I fear for future opportunities for young people. As cuts and redundancies bite, my concern is that young people will be lost in the mayhem. Many north-west MPs lived through the 1980s and early 1990s, witnessing at first hand the scale and depth of economic devastation that was wrought by Conservative Governments. Towns such as Skelmersdale were decimated, with real unemployment levels at about 50%. Families were left without work, and many are still feeling the effects of those policies today. We are in danger of going back to the future if we are not careful. For all the success of the schemes that I have mentioned and many others in West Lancashire, the ability to bring on board the next generation of workers is increasingly limited. The future jobs fund has been scrapped, which will hinder many social enterprises and voluntary organisations. Apprenticeship opportunities are limited, and the young apprenticeship scheme is disappearing.

In education, the support given to families through the education maintenance allowance is vital. When I talk to young people in my constituency, they tell me that £30 a week is the difference between their going to college or not. We have also seen a reduction in entitlement funding, which is vital for further education colleges, providing support to young learners that help them to be job-prepared or prepared for university. Previously, that group received 114 hours of support. In Skelm college, that has been slashed to 30 hours. It is clear from the few examples that I have highlighted that the opportunity for young people to develop the skills, knowledge and experience to make them job-ready and able to access career opportunities is being choked off, especially for those from deprived backgrounds.

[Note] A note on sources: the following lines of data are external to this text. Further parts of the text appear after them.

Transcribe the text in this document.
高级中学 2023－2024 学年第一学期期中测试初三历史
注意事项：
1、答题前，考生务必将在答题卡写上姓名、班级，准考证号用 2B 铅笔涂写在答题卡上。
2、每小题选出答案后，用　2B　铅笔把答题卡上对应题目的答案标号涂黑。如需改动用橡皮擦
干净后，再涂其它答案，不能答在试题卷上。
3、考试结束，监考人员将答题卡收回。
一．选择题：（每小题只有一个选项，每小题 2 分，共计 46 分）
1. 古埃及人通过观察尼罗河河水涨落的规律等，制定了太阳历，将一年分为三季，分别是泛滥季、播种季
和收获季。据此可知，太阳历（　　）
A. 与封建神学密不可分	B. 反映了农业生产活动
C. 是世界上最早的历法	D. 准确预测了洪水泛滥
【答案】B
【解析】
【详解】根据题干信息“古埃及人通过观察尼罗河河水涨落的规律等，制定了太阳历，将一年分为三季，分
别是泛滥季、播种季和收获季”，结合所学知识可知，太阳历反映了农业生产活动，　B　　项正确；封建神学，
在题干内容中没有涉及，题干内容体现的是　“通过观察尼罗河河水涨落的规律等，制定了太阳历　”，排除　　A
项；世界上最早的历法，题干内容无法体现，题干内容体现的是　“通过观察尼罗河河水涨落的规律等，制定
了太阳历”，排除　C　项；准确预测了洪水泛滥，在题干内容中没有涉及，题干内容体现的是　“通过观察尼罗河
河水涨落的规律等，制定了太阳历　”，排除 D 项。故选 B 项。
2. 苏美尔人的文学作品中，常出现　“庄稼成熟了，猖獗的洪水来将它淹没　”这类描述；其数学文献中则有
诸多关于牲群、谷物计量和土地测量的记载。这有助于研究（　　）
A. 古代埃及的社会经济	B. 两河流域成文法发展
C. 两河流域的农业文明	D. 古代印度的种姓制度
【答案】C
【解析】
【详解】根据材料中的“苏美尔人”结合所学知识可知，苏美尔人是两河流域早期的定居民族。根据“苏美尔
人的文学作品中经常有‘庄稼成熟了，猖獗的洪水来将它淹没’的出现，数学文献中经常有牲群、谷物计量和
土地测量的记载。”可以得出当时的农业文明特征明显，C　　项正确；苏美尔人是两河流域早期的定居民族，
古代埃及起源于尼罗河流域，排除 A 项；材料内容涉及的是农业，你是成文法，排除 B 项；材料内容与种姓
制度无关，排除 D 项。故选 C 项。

My message today is that we cannot afford to have another generation of young people thrown on to the scrap heap. We must address two challenges—ensuring that there are career opportunities for the young people of the north-west in the north-west, and ensuring that the pathways of support that will prepare them to take advantage of those opportunities are available. One without the other is of no use at all. I want to see an economy for the communities such as West Lancashire and the north-west that continues to build on the strengths and expertise that we have within the region and that encourage people to remain there. I once again make a plea to the Minister to do what he can to help Skelm college and young people. We cannot and must not forget or write off our young people.